问题
For data model like:
create type city (
name text,
code int
);
create table user (
id uuid,
name text,
cities list<FROZEN<city>>,
primary key ( id )
);
create index user_city_index on user(cities);
Querying as
select id, cities from user where cities contains {name:'My City', code: 10};
is working fine. But is it possible to query
select id, cities from user where cities contains {name:'My City'};
and discard the code
attribute, i.e. code=<any>
?
Can this be achieved with the utilization of Spark?
回答1:
But is it possible to query:
select id, cities from user where cities contains {name:'My City'};
No, it is not. The documentation on using a UDT states (for a UDT column name
):
- Filter data on a column of a user-defined type. Create an index and then run a conditional query. In Cassandra 2.1.x, you need to list all components of the
name
column in theWHERE
clause.
So querying your cities
UDT collection will require all components of the city
type.
I'm sure there's a way to query this in Spark, but I'll give you a Cassandra based answer. Basically, create an additional list column defined/indexed just to hold the list of city names, and run your CONTAINS
on that. Even better, would be to denormalize the city
type into a query table (usersbycity
) with a PRIMARY KEY definition like PRIMARY KEY(cityname, citycode, userid)
and use that in addition to your user
table to support queries by city name and code (or just city name).
Remember, Cassandra works best when the tables are specifically designed to suit your query patterns. Secondary indexes are meant for convenience, not performance. Trying to augment one table to support multiple queries is a RDBMs approach to data modeling (which typically doesn't work well in Cassandra). And instead of one table that serves one query well, you usually end up with one table that serves multiple queries poorly.
Edit for your questions:
1) "Is it acceptable to have long clustering keys?"

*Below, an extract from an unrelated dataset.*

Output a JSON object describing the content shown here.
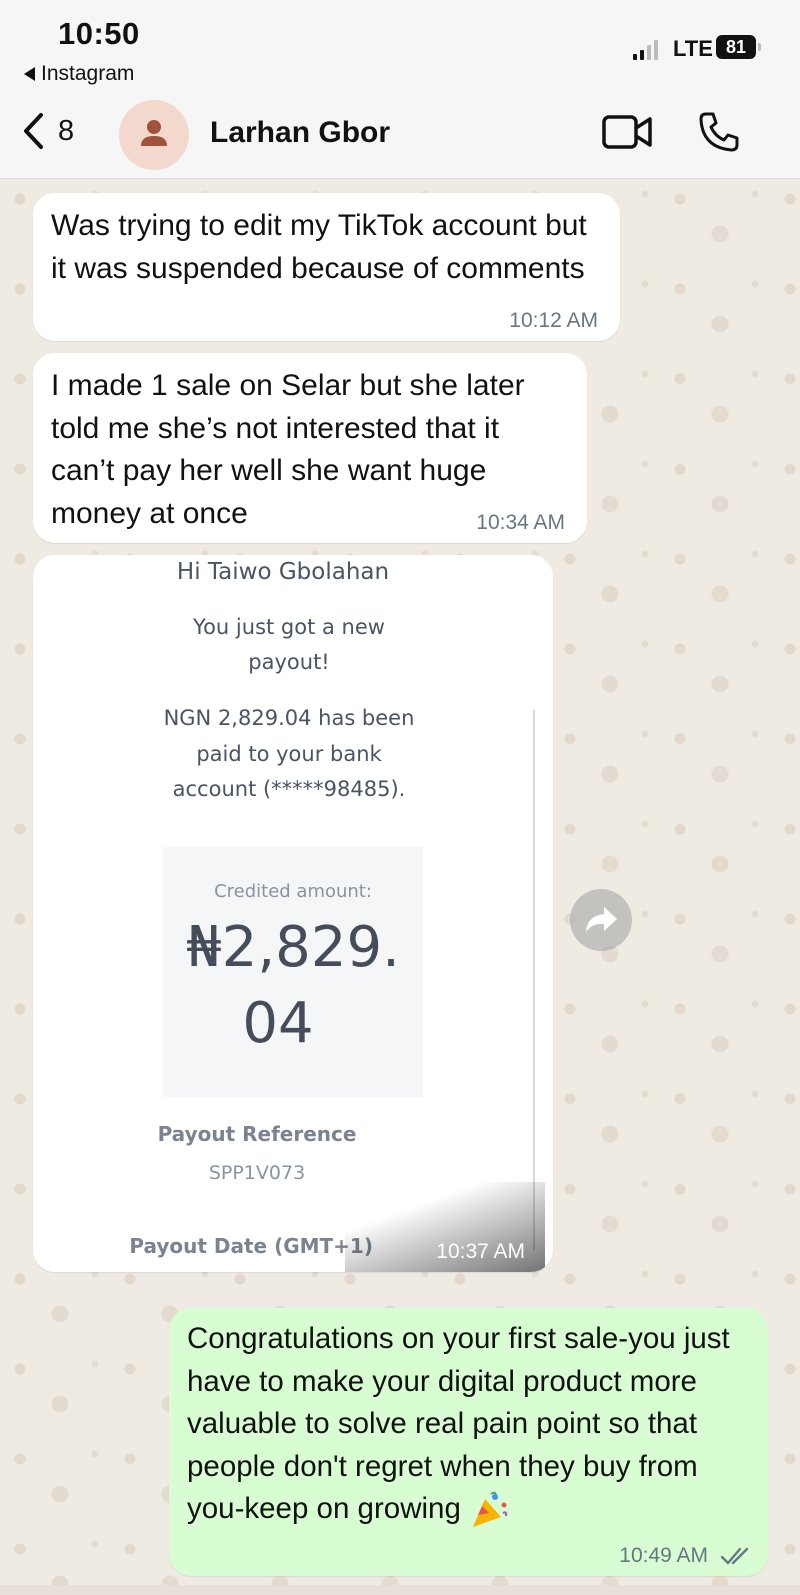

I cannot find a definitive statement on this at the moment, but I think the bigger issue here is in how clustering keys are stored/used "under the hood." Essentially, each clustering key value is appended to each column value (for quicker retrieval). Obviously, if you have a lot of them, that's going to eat disk space (not too big of a concern these days...if it is you can counter that with the COMPACT STORAGE
directive).
If you have many of them, it may eventually impact performance. I can double-check on this one and get back to you. I wouldn't go with...say...100 clustering keys. But I don't think 10 is a big deal. I know that I've created models using 7 or 8, and they perform just fine.
2) "If there are other denormalized tables (like usersbyhobby, usersbybookread etc.) related to user, how can I combine filtering from these tables to filters from usersbycity into one query, since there is no JOINs in c*?"
You cannot combine them at query-time. What you can do, is if you find that you have a query that needs data from usersbyhobby, usersbybookread, and usersbycity all at once; is to create a denormalized table containing all of that data. Depending on your query needs, you may need to order the PRIMARY KEY different ways, in which case you would need to create as many tables as you have specific queries to serve.
The other alternative, would be to make individual queries and manage them client-side. Client-side JOINs are considered to be a Cassandra anti-pattern, so I would use that with caution. It all depends on the needs of your application, and whether you want to spend the majority of your time working on data modeling/management or in processing on the client side. Honestly, I prefer to keep the client side as simple as I can.